Despite the deletion from the final version of the French statement, Dutch Foreign Affairs Minister Maxime Verhagan, one of the effort’s principal spokesmen, explicitly linked the statement to the Yogyakarta Principles. At a subsequent UN meeting on “Human Rights, Sexual Orientation and Gender Identity,” Verhagan said his government endorsed the Yogyakarta Principles and called upon “all other states to embrace these Principles” as well.

Human Rights Committee member Michael O’Flaherty likewise explicitly appealed to the Yogyakarta Principles to define the terms “sexual orientation” and “gender identity” that appeared in the French-led statement.   

The Principles define “sexual orientation” as “each person’s capacity for profound emotional, affectional and sexual attraction to, and intimate and sexual relations with, individuals of a different gender or the same gender or more than one gender,” and “gender identity” as “each person’s deeply felt internal and individual experience of gender, which may or may not correspond with the sex assigned at birth, including the personal sense of the body (which may involve, if freely chosen, modification of bodily appearance or function by medical, surgical or other means) and other expressions of gender, including dress, speech and mannerisms.”

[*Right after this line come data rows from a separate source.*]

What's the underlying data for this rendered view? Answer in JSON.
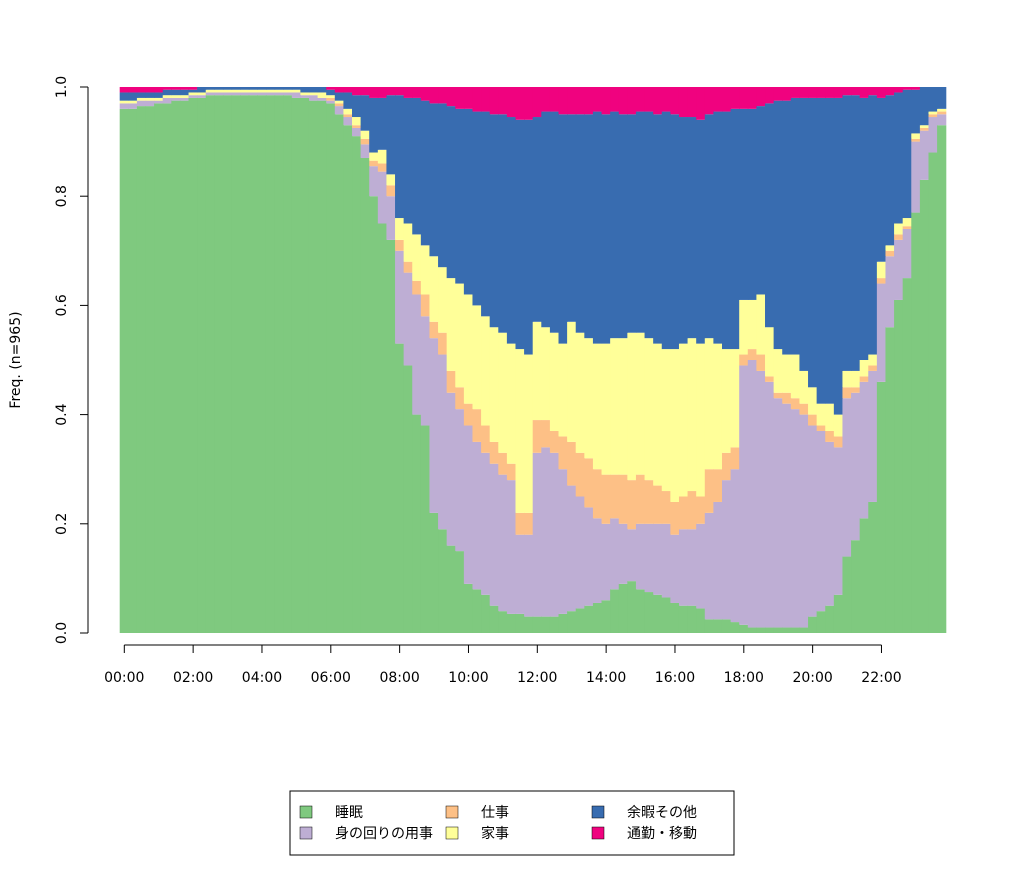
{
  "chart_data": {
    "type": "stacked_bar",
    "y_label": "Freq. (n=965)",
    "x": [
      0,
      0.25,
      0.5,
      0.75,
      1,
      1.25,
      1.5,
      1.75,
      2,
      2.25,
      2.5,
      2.75,
      3,
      3.25,
      3.5,
      3.75,
      4,
      4.25,
      4.5,
      4.75,
      5,
      5.25,
      5.5,
      5.75,
      6,
      6.25,
      6.5,
      6.75,
      7,
      7.25,
      7.5,
      7.75,
      8,
      8.25,
      8.5,
      8.75,
      9,
      9.25,
      9.5,
      9.75,
      10,
      10.25,
      10.5,
      10.75,
      11,
      11.25,
      11.5,
      11.75,
      12,
      12.25,
      12.5,
      12.75,
      13,
      13.25,
      13.5,
      13.75,
      14,
      14.25,
      14.5,
      14.75,
      15,
      15.25,
      15.5,
      15.75,
      16,
      16.25,
      16.5,
      16.75,
      17,
      17.25,
      17.5,
      17.75,
      18,
      18.25,
      18.5,
      18.75,
      19,
      19.25,
      19.5,
      19.75,
      20,
      20.25,
      20.5,
      20.75,
      21,
      21.25,
      21.5,
      21.75,
      22,
      22.25,
      22.5,
      22.75,
      23,
      23.25,
      23.5,
      23.75
    ],
    "xlim": [
      -0.125,
      23.875
    ],
    "xticks": [
      {
        "value": 0,
        "label": "00:00"
      },
      {
        "value": 2,
        "label": "02:00"
      },
      {
        "value": 4,
        "label": "04:00"
      },
      {
        "value": 6,
        "label": "06:00"
      },
      {
        "value": 8,
        "label": "08:00"
      },
      {
        "value": 10,
        "label": "10:00"
      },
      {
        "value": 12,
        "label": "12:00"
      },
      {
        "value": 14,
        "label": "14:00"
      },
      {
        "value": 16,
        "label": "16:00"
      },
      {
        "value": 18,
        "label": "18:00"
      },
      {
        "value": 20,
        "label": "20:00"
      },
      {
        "value": 22,
        "label": "22:00"
      }
    ],
    "ylim": [
      0,
      1
    ],
    "yticks": [
      {
        "value": 0,
        "label": "0.0"
      },
      0.2,
      0.4,
      0.6,
      0.8,
      {
        "value": 1,
        "label": "1.0"
      }
    ],
    "legend_position": "bottom",
    "series": [
      {
        "name": "睡眠",
        "color": "#7FC97F",
        "values": [
          0.96,
          0.96,
          0.965,
          0.965,
          0.97,
          0.97,
          0.975,
          0.975,
          0.98,
          0.98,
          0.985,
          0.985,
          0.985,
          0.985,
          0.985,
          0.985,
          0.985,
          0.985,
          0.985,
          0.985,
          0.98,
          0.98,
          0.975,
          0.975,
          0.97,
          0.95,
          0.93,
          0.91,
          0.87,
          0.8,
          0.75,
          0.72,
          0.53,
          0.49,
          0.4,
          0.38,
          0.22,
          0.19,
          0.16,
          0.15,
          0.09,
          0.08,
          0.07,
          0.05,
          0.04,
          0.035,
          0.035,
          0.03,
          0.03,
          0.03,
          0.03,
          0.035,
          0.04,
          0.045,
          0.05,
          0.055,
          0.06,
          0.08,
          0.09,
          0.095,
          0.08,
          0.075,
          0.07,
          0.065,
          0.055,
          0.05,
          0.05,
          0.045,
          0.025,
          0.025,
          0.025,
          0.02,
          0.015,
          0.01,
          0.01,
          0.01,
          0.01,
          0.01,
          0.01,
          0.01,
          0.03,
          0.04,
          0.05,
          0.07,
          0.14,
          0.17,
          0.21,
          0.24,
          0.46,
          0.56,
          0.61,
          0.65,
          0.77,
          0.83,
          0.88,
          0.93
        ]
      },
      {
        "name": "身の回りの用事",
        "color": "#BEAED4",
        "values": [
          0.01,
          0.01,
          0.01,
          0.01,
          0.005,
          0.01,
          0.005,
          0.005,
          0.005,
          0.005,
          0.005,
          0.005,
          0.005,
          0.005,
          0.005,
          0.005,
          0.005,
          0.005,
          0.005,
          0.005,
          0.01,
          0.005,
          0.01,
          0.005,
          0.005,
          0.015,
          0.015,
          0.015,
          0.025,
          0.055,
          0.095,
          0.08,
          0.17,
          0.17,
          0.22,
          0.2,
          0.32,
          0.32,
          0.28,
          0.26,
          0.29,
          0.27,
          0.26,
          0.26,
          0.25,
          0.245,
          0.145,
          0.15,
          0.3,
          0.31,
          0.3,
          0.265,
          0.23,
          0.205,
          0.18,
          0.155,
          0.14,
          0.13,
          0.11,
          0.095,
          0.12,
          0.125,
          0.13,
          0.135,
          0.125,
          0.14,
          0.14,
          0.155,
          0.195,
          0.215,
          0.255,
          0.28,
          0.475,
          0.49,
          0.47,
          0.45,
          0.42,
          0.41,
          0.4,
          0.39,
          0.35,
          0.33,
          0.3,
          0.27,
          0.29,
          0.27,
          0.25,
          0.24,
          0.18,
          0.13,
          0.11,
          0.09,
          0.13,
          0.09,
          0.065,
          0.02
        ]
      },
      {
        "name": "仕事",
        "color": "#FDC086",
        "values": [
          0,
          0,
          0,
          0,
          0,
          0,
          0,
          0,
          0,
          0,
          0,
          0,
          0,
          0,
          0,
          0,
          0,
          0,
          0,
          0,
          0,
          0,
          0,
          0,
          0.005,
          0.005,
          0.005,
          0.005,
          0.01,
          0.01,
          0.015,
          0.02,
          0.02,
          0.02,
          0.025,
          0.04,
          0.03,
          0.04,
          0.04,
          0.04,
          0.04,
          0.06,
          0.05,
          0.04,
          0.04,
          0.03,
          0.04,
          0.04,
          0.06,
          0.05,
          0.04,
          0.06,
          0.08,
          0.08,
          0.09,
          0.09,
          0.09,
          0.08,
          0.09,
          0.09,
          0.09,
          0.08,
          0.07,
          0.06,
          0.06,
          0.06,
          0.07,
          0.05,
          0.08,
          0.06,
          0.05,
          0.04,
          0.02,
          0.02,
          0.03,
          0.01,
          0.01,
          0.02,
          0.02,
          0.02,
          0.02,
          0.01,
          0.02,
          0.02,
          0.02,
          0.01,
          0.01,
          0.01,
          0.01,
          0.01,
          0.01,
          0.005,
          0.005,
          0.005,
          0.005,
          0.005
        ]
      },
      {
        "name": "家事",
        "color": "#FFFF99",
        "values": [
          0.005,
          0.005,
          0.005,
          0.005,
          0.005,
          0.005,
          0.005,
          0.005,
          0.005,
          0.005,
          0.005,
          0.005,
          0.005,
          0.005,
          0.005,
          0.005,
          0.005,
          0.005,
          0.005,
          0.005,
          0.005,
          0.005,
          0.005,
          0.01,
          0.005,
          0.005,
          0.01,
          0.015,
          0.015,
          0.015,
          0.025,
          0.02,
          0.04,
          0.07,
          0.085,
          0.09,
          0.12,
          0.12,
          0.17,
          0.19,
          0.2,
          0.19,
          0.2,
          0.21,
          0.22,
          0.22,
          0.3,
          0.29,
          0.18,
          0.17,
          0.18,
          0.17,
          0.22,
          0.22,
          0.22,
          0.23,
          0.24,
          0.25,
          0.25,
          0.27,
          0.26,
          0.26,
          0.26,
          0.26,
          0.28,
          0.28,
          0.28,
          0.28,
          0.24,
          0.23,
          0.19,
          0.18,
          0.1,
          0.09,
          0.11,
          0.09,
          0.08,
          0.07,
          0.08,
          0.06,
          0.05,
          0.04,
          0.05,
          0.04,
          0.03,
          0.03,
          0.03,
          0.02,
          0.03,
          0.01,
          0.02,
          0.015,
          0.01,
          0.005,
          0.005,
          0.005
        ]
      },
      {
        "name": "余暇その他",
        "color": "#386CB0",
        "values": [
          0.015,
          0.015,
          0.01,
          0.01,
          0.01,
          0.01,
          0.01,
          0.01,
          0.005,
          0.01,
          0.005,
          0.005,
          0.005,
          0.005,
          0.005,
          0.005,
          0.005,
          0.005,
          0.005,
          0.005,
          0.005,
          0.01,
          0.01,
          0.01,
          0.01,
          0.015,
          0.03,
          0.04,
          0.065,
          0.1,
          0.095,
          0.145,
          0.225,
          0.23,
          0.25,
          0.265,
          0.28,
          0.3,
          0.315,
          0.32,
          0.34,
          0.355,
          0.375,
          0.39,
          0.4,
          0.415,
          0.42,
          0.43,
          0.375,
          0.395,
          0.405,
          0.42,
          0.38,
          0.4,
          0.41,
          0.425,
          0.42,
          0.415,
          0.41,
          0.4,
          0.405,
          0.415,
          0.42,
          0.435,
          0.43,
          0.415,
          0.405,
          0.41,
          0.41,
          0.425,
          0.435,
          0.44,
          0.35,
          0.35,
          0.345,
          0.41,
          0.455,
          0.465,
          0.47,
          0.5,
          0.53,
          0.56,
          0.56,
          0.58,
          0.505,
          0.505,
          0.48,
          0.475,
          0.3,
          0.275,
          0.24,
          0.235,
          0.08,
          0.07,
          0.045,
          0.04
        ]
      },
      {
        "name": "通勤・移動",
        "color": "#F0027F",
        "values": [
          0.01,
          0.01,
          0.01,
          0.01,
          0.01,
          0.005,
          0.005,
          0.005,
          0.005,
          0,
          0,
          0,
          0,
          0,
          0,
          0,
          0,
          0,
          0,
          0,
          0,
          0,
          0,
          0,
          0.005,
          0.01,
          0.01,
          0.015,
          0.015,
          0.02,
          0.02,
          0.015,
          0.015,
          0.02,
          0.02,
          0.025,
          0.03,
          0.03,
          0.035,
          0.04,
          0.04,
          0.045,
          0.045,
          0.05,
          0.05,
          0.055,
          0.06,
          0.06,
          0.055,
          0.045,
          0.045,
          0.05,
          0.05,
          0.05,
          0.05,
          0.045,
          0.05,
          0.045,
          0.05,
          0.05,
          0.045,
          0.045,
          0.05,
          0.045,
          0.05,
          0.055,
          0.055,
          0.06,
          0.05,
          0.045,
          0.045,
          0.04,
          0.04,
          0.04,
          0.035,
          0.03,
          0.025,
          0.025,
          0.02,
          0.02,
          0.02,
          0.02,
          0.02,
          0.02,
          0.015,
          0.015,
          0.02,
          0.015,
          0.02,
          0.015,
          0.01,
          0.005,
          0.005,
          0,
          0,
          0
        ]
      }
    ]
  }
}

Critics point out that provisions in the Yogyakarta Principles that ostensibly affirm freedom of opinion and expression “regardless of sexual orientation or gender identity” actually restrict free speech, as they call upon the state to “Ensure that the exercise of freedom of opinion and expression does not violate the rights and freedoms of persons of diverse sexual orientations and gender identities.” They cite curbs on Christian preachers’ right to opine on the sinfulness of homosexual acts by Canada and Sweden as harbingers of what to expect if the Yogyakarta Principles are ever implemented more broadly.

The three European countries that pushed back on the Yogyakarta reference have been praised for past willingness to buck EU consensus, such as at the 2008 Commission on the Status of Women, when Ireland, Poland and Malta broke ranks on abortion rights language promoted by other European nations. 

A delegate opposed to the French-led statement told the Friday Fax, however, that he wished the Yogyakarta reference stayed in, as its removal simply masked the radical agenda and provided cover for countries with socially conservative constituencies, such as Latin America nations, who wished to be considered “progressive” by supporting the statement.